Homélie pour le deuxième dimanche du Temps Ordinaire – 15 janvier 2023
Isaïe 49, 3.5-6 /Psaume 39 (40) / 1 Corinthiens 1, 1-3 / Jean 1, 29-34
Qui est-il, celui qui vient?
Les crèches de Noël ont quitté l’avant-scène de nos églises. Nous sommes maintenant dans le temps ordinaire. Nous avons contemplé le nouveau-né de Bethléem. L’Évangile de Luc nous a raconté l’Annonce aux bergers et le pauvre réduit où ces derniers allaient trouver l’Enfant, emmaillotté et couché dans une mangeoire. C’était déjà lever un peu le voile sur son Mystère d’humilité, de mort et de résurrection. On pouvait même y voir l’annonce discrète du Pain de vie qu’il venait nous offrir.
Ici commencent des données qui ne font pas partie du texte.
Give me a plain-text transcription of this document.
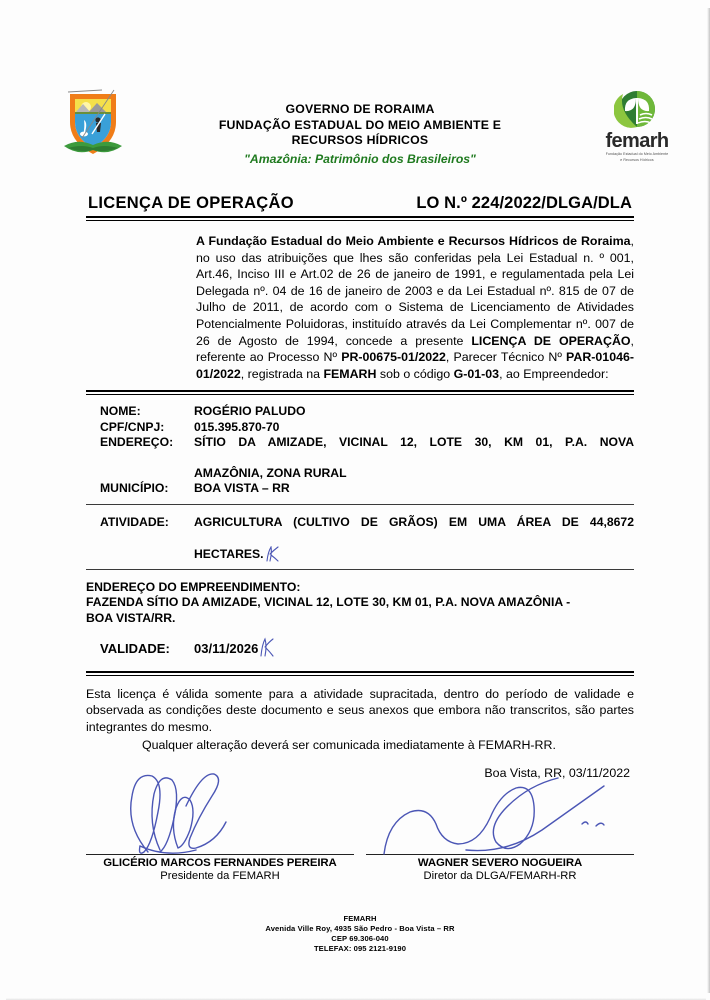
GOVERNO DE RORAIMA
FUNDAÇÃO ESTADUAL DO MEIO AMBIENTE E
RECURSOS HÍDRICOS
"Amazônia: Patrimônio dos Brasileiros"
femarh
Fundação Estadual do Meio Ambiente
e Recursos Hídricos
LICENÇA DE OPERAÇÃO	LO N.º 224/2022/DLGA/DLA
A Fundação Estadual do Meio Ambiente e Recursos Hídricos de Roraima, no uso das atribuições que lhes são conferidas pela Lei Estadual n. º 001, Art.46, Inciso III e Art.02 de 26 de janeiro de 1991, e regulamentada pela Lei Delegada nº. 04 de 16 de janeiro de 2003 e da Lei Estadual nº. 815 de 07 de Julho de 2011, de acordo com o Sistema de Licenciamento de Atividades Potencialmente Poluidoras, instituído através da Lei Complementar nº. 007 de 26 de Agosto de 1994, concede a presente LICENÇA DE OPERAÇÃO, referente ao Processo Nº PR-00675-01/2022, Parecer Técnico Nº PAR-01046-01/2022, registrada na FEMARH sob o código G-01-03, ao Empreendedor:
NOME:	ROGÉRIO PALUDO
CPF/CNPJ:	015.395.870-70
ENDEREÇO:	SÍTIO DA AMIZADE, VICINAL 12, LOTE 30, KM 01, P.A. NOVA
AMAZÔNIA, ZONA RURAL
MUNICÍPIO:	BOA VISTA – RR
ATIVIDADE:	AGRICULTURA (CULTIVO DE GRÃOS) EM UMA ÁREA DE 44,8672
HECTARES.
ENDEREÇO DO EMPREENDIMENTO:
FAZENDA SÍTIO DA AMIZADE, VICINAL 12, LOTE 30, KM 01, P.A. NOVA AMAZÔNIA -
BOA VISTA/RR.
VALIDADE:	03/11/2026

Esta licença é válida somente para a atividade supracitada, dentro do período de validade e observada as condições deste documento e seus anexos que embora não transcritos, são partes integrantes do mesmo.

Qualquer alteração deverá ser comunicada imediatamente à FEMARH-RR.

Boa Vista, RR, 03/11/2022
GLICÉRIO MARCOS FERNANDES PEREIRA
Presidente da FEMARH
WAGNER SEVERO NOGUEIRA
Diretor da DLGA/FEMARH-RR
FEMARH
Avenida Ville Roy, 4935 São Pedro - Boa Vista – RR
CEP 69.306-040
TELEFAX: 095 2121-9190
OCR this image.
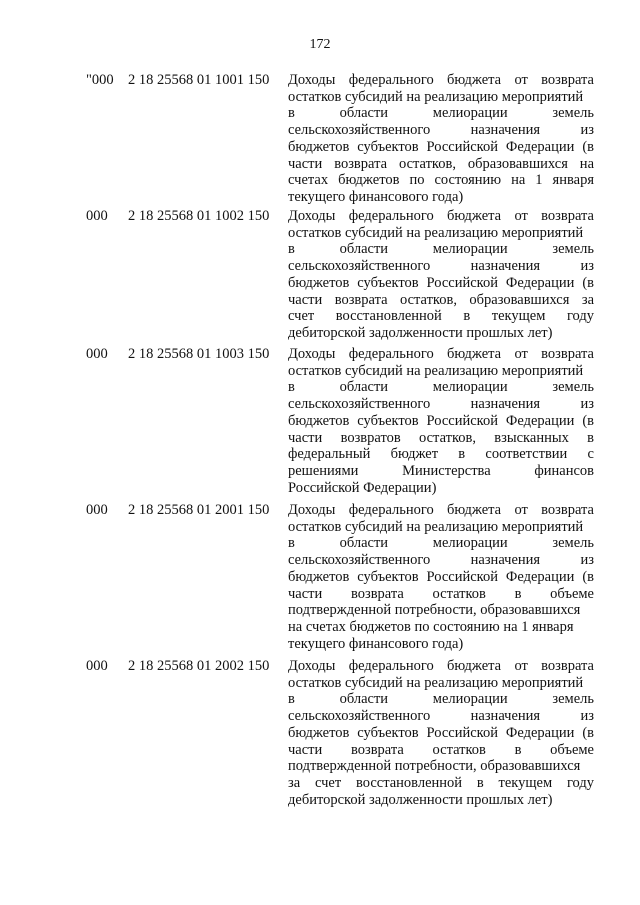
172
"000 2 18 25568 01 1001 150 Доходы федерального бюджета от возврата
остатков субсидий на реализацию мероприятий
в области мелиорации земель
сельскохозяйственного назначения из
бюджетов субъектов Российской Федерации (в
части возврата остатков, образовавшихся на
счетах бюджетов по состоянию на 1 января
текущего финансового года)
000 2 18 25568 01 1002 150 Доходы федерального бюджета от возврата
остатков субсидий на реализацию мероприятий
в области мелиорации земель
сельскохозяйственного назначения из
бюджетов субъектов Российской Федерации (в
части возврата остатков, образовавшихся за
счет восстановленной в текущем году
дебиторской задолженности прошлых лет)
000 2 18 25568 01 1003 150 Доходы федерального бюджета от возврата
остатков субсидий на реализацию мероприятий
в области мелиорации земель
сельскохозяйственного назначения из
бюджетов субъектов Российской Федерации (в
части возвратов остатков, взысканных в
федеральный бюджет в соответствии с
решениями Министерства финансов
Российской Федерации)
000 2 18 25568 01 2001 150 Доходы федерального бюджета от возврата
остатков субсидий на реализацию мероприятий
в области мелиорации земель
сельскохозяйственного назначения из
бюджетов субъектов Российской Федерации (в
части возврата остатков в объеме
подтвержденной потребности, образовавшихся
на счетах бюджетов по состоянию на 1 января
текущего финансового года)
000 2 18 25568 01 2002 150 Доходы федерального бюджета от возврата
остатков субсидий на реализацию мероприятий
в области мелиорации земель
сельскохозяйственного назначения из
бюджетов субъектов Российской Федерации (в
части возврата остатков в объеме
подтвержденной потребности, образовавшихся
за счет восстановленной в текущем году
дебиторской задолженности прошлых лет)
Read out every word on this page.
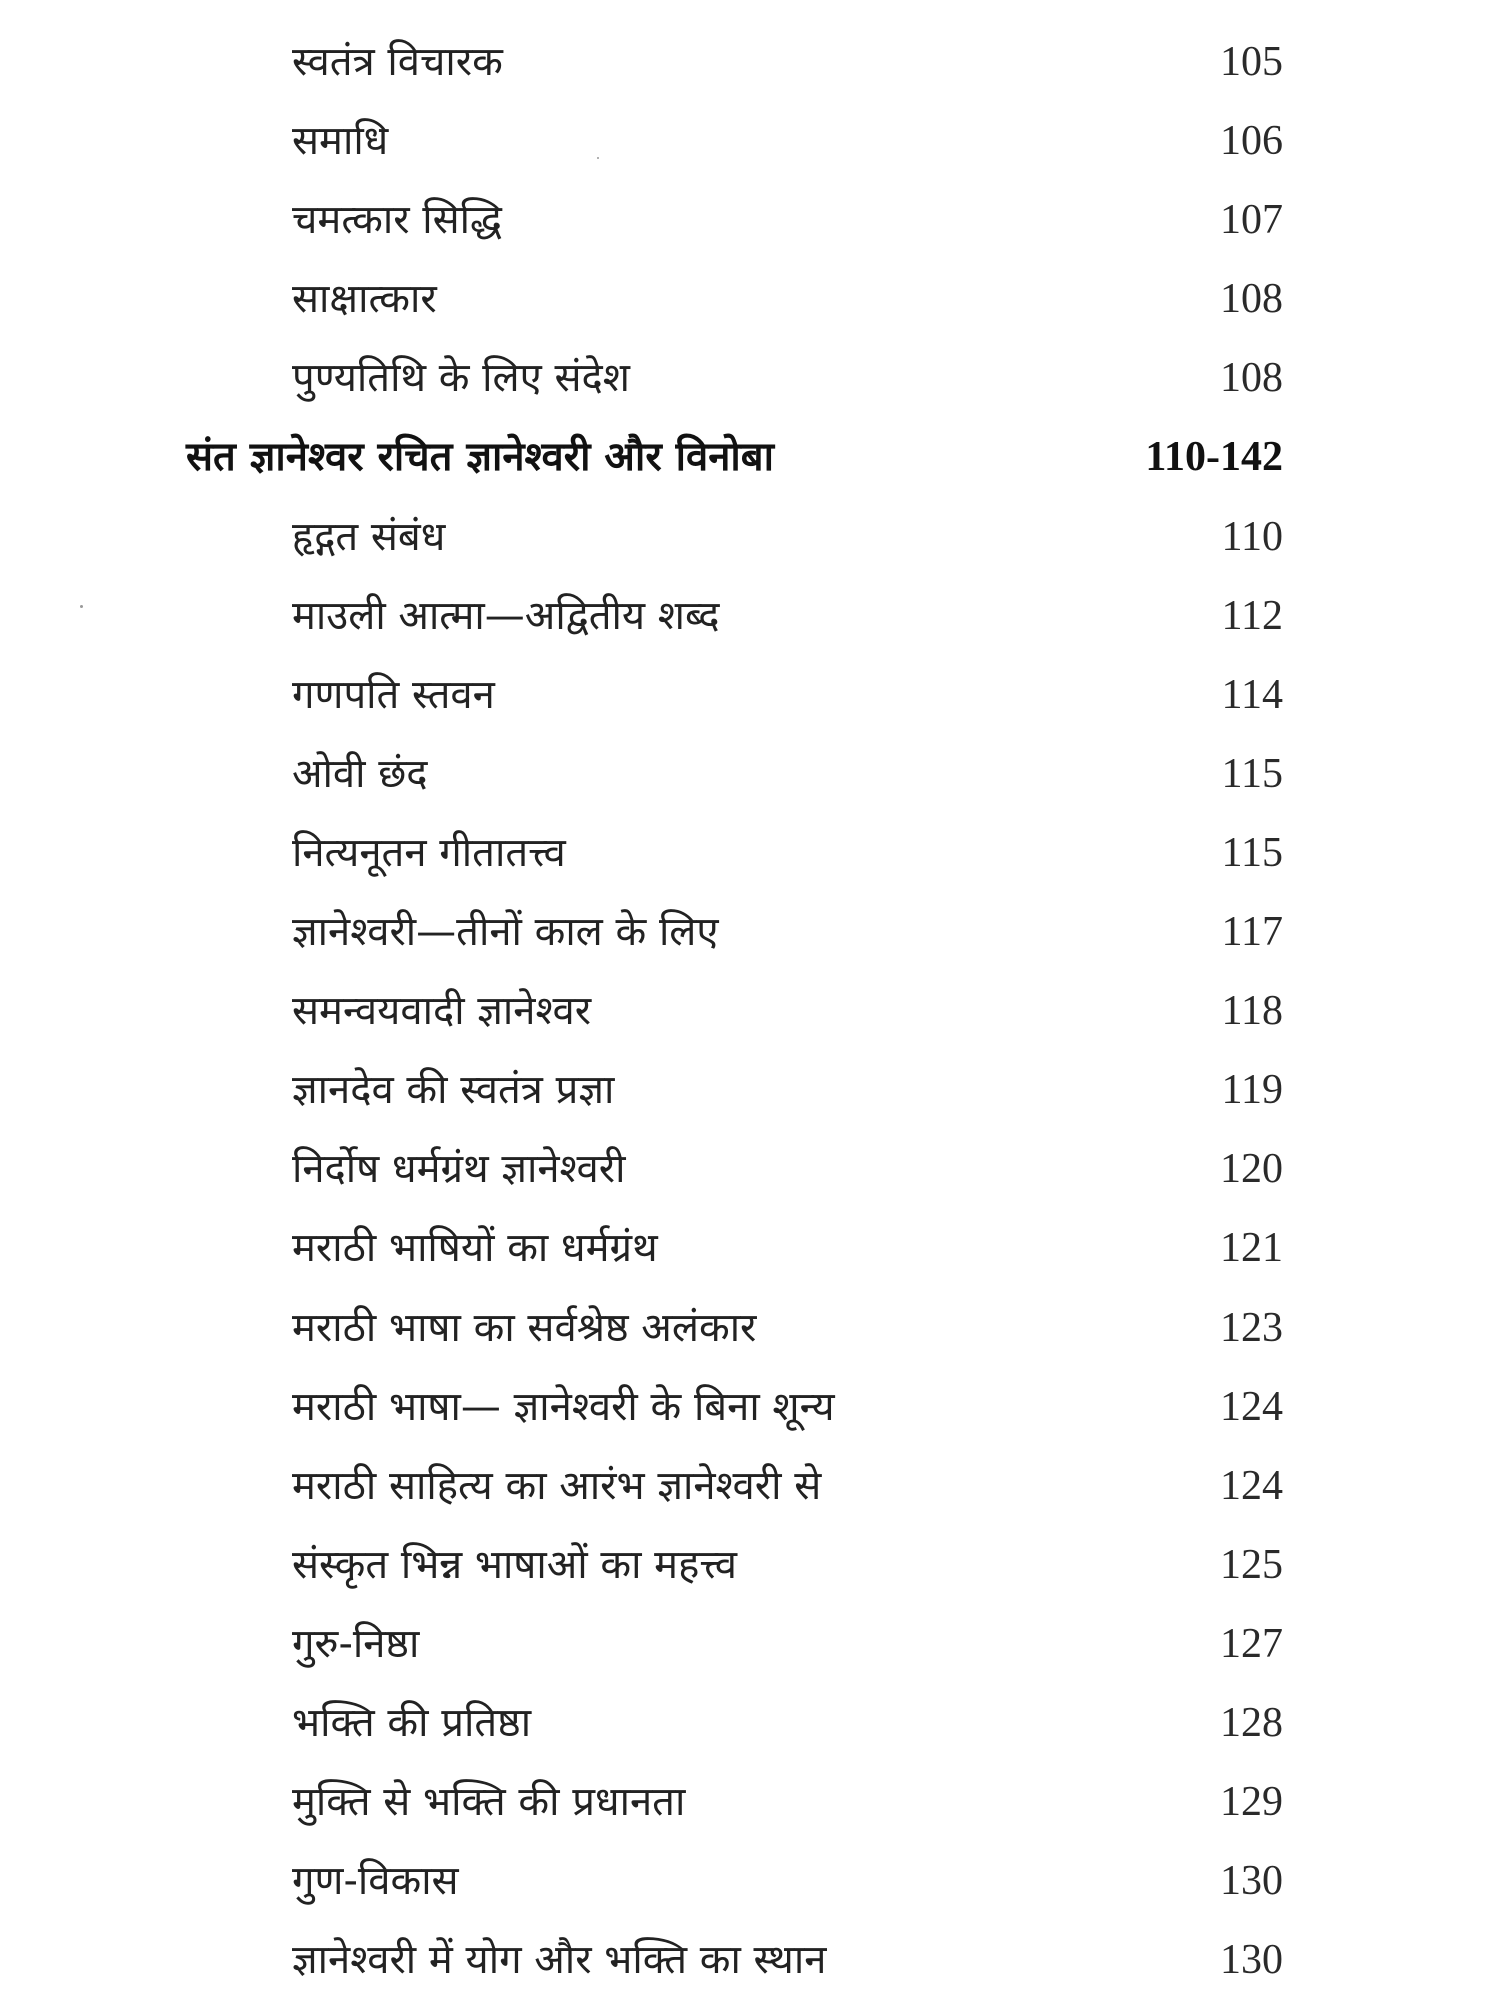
स्वतंत्र विचारक	105
समाधि	106
चमत्कार सिद्धि	107
साक्षात्कार	108
पुण्यतिथि के लिए संदेश	108
संत ज्ञानेश्वर रचित ज्ञानेश्वरी और विनोबा	110-142
हृद्गत संबंध	110
माउली आत्मा—अद्वितीय शब्द	112
गणपति स्तवन	114
ओवी छंद	115
नित्यनूतन गीतातत्त्व	115
ज्ञानेश्वरी—तीनों काल के लिए	117
समन्वयवादी ज्ञानेश्वर	118
ज्ञानदेव की स्वतंत्र प्रज्ञा	119
निर्दोष धर्मग्रंथ ज्ञानेश्वरी	120
मराठी भाषियों का धर्मग्रंथ	121
मराठी भाषा का सर्वश्रेष्ठ अलंकार	123
मराठी भाषा— ज्ञानेश्वरी के बिना शून्य	124
मराठी साहित्य का आरंभ ज्ञानेश्वरी से	124
संस्कृत भिन्न भाषाओं का महत्त्व	125
गुरु-निष्ठा	127
भक्ति की प्रतिष्ठा	128
मुक्ति से भक्ति की प्रधानता	129
गुण-विकास	130
ज्ञानेश्वरी में योग और भक्ति का स्थान	130
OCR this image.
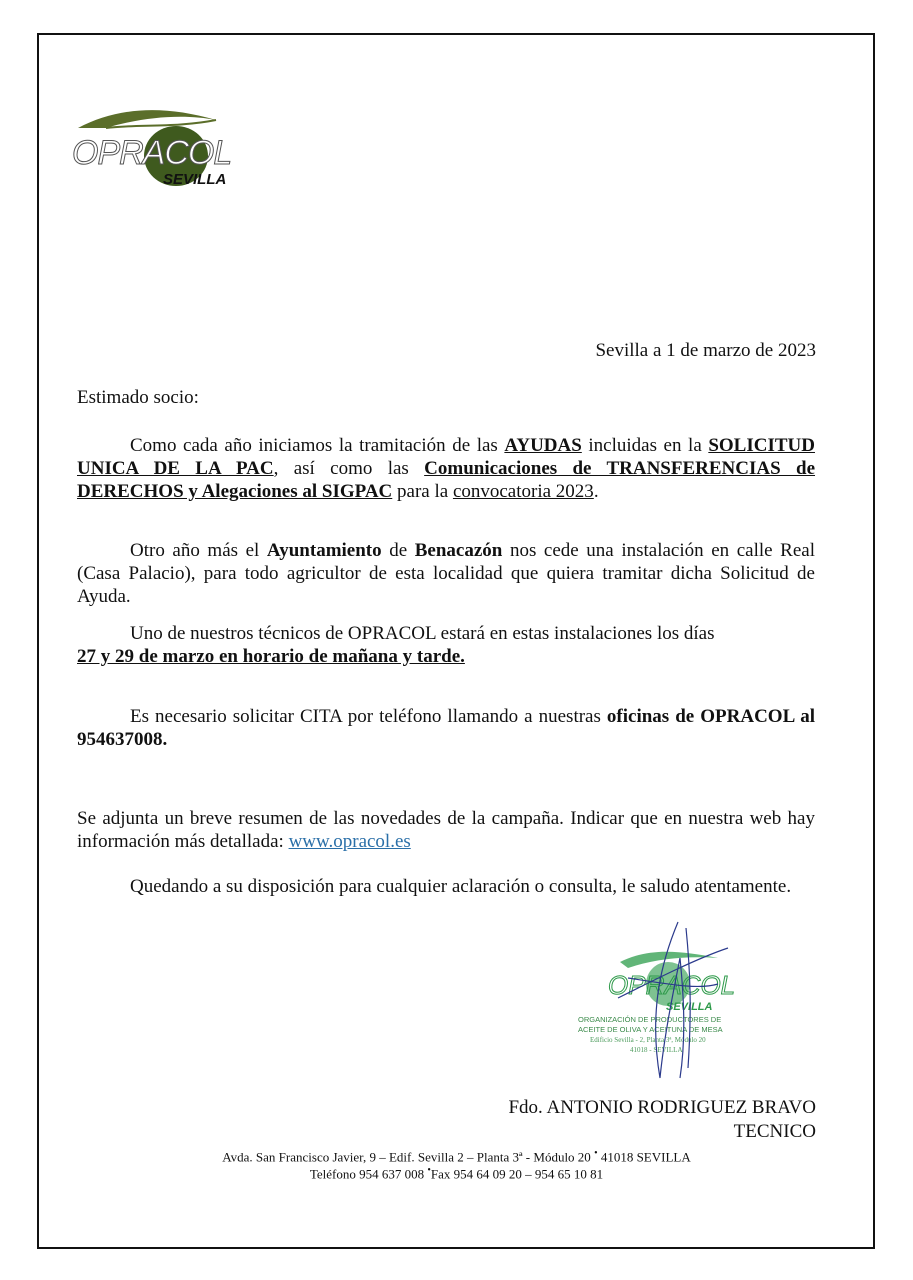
OPRACOL
SEVILLA
Sevilla a 1 de marzo de 2023
Estimado socio:
Como cada año iniciamos la tramitación de las AYUDAS incluidas en la SOLICITUD UNICA DE LA PAC, así como las Comunicaciones de TRANSFERENCIAS de DERECHOS y Alegaciones al SIGPAC para la convocatoria 2023.
Otro año más el Ayuntamiento de Benacazón nos cede una instalación en calle Real (Casa Palacio), para todo agricultor de esta localidad que quiera tramitar dicha Solicitud de Ayuda.
Uno de nuestros técnicos de OPRACOL estará en estas instalaciones los días

27 y 29 de marzo en horario de mañana y tarde.
Es necesario solicitar CITA por teléfono llamando a nuestras oficinas de OPRACOL al 954637008.
Se adjunta un breve resumen de las novedades de la campaña. Indicar que en nuestra web hay información más detallada: www.opracol.es
Quedando a su disposición para cualquier aclaración o consulta, le saludo atentamente.
OPRACOL
SEVILLA
ORGANIZACIÓN DE PRODUCTORES DE
ACEITE DE OLIVA Y ACEITUNA DE MESA
Edificio Sevilla - 2, Planta 3ª, Módulo 20
41018 - SEVILLA
Fdo. ANTONIO RODRIGUEZ BRAVO
TECNICO
Avda. San Francisco Javier, 9 – Edif. Sevilla 2 – Planta 3ª - Módulo 20 • 41018 SEVILLA
Teléfono 954 637 008 •Fax 954 64 09 20 – 954 65 10 81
Aujourd’hui les présentations continuent. Avec, cette fois, les formules chargées de sens du 4e Évangile. Après son prologue solennel, l’évangéliste rapporte l’interrogatoire mené auprès de Jean Baptiste par des envoyés de Jérusalem : « Toi, qui es-tu? Pourquoi baptises-tu? » Le prophète dans sa réponse le disait clairement, qu’il n’était pas le Messie; qu’il préparait seulement le peuple à sa venue imminente. Les gens à qui il prêchait, se repentaient et se faisaient baptiser dans le Jourdain. Or, voici que le lendemain de cet interview, Jean Baptiste voit Jésus venir vers lui. Remarquons qu’il voit Jésus venir vers lui. Jésus est toujours Celui qui vient. Il vient aussi vers nous. À nous de le voir venir! Et voilà que Jean déclare, en voyant Jésus venir vers lui : « Voici l’Agneau de Dieu qui enlève le péché du monde. » Il a bien dit l’agneau, l’agneau de Dieu. D’où vient cette expression? Que veut-elle nous dire? Ces mots, on les entend souvent dans la liturgie. À la messe, juste avant la communion, on chante l’Agnus Dei : « Agneau de Dieu qui enlève le péché du monde, prends pitié de nous! ». Par trois fois, on le dit, on le chante, avant de communier. On a même ajouté récemment avant la communion : « Heureux les invités au repas des noces de l’Agneau ». Cette mention du repas des noces de l’Agneau en étonne d’ailleurs plusieurs. On aimerait savoir ce que cela veut dire.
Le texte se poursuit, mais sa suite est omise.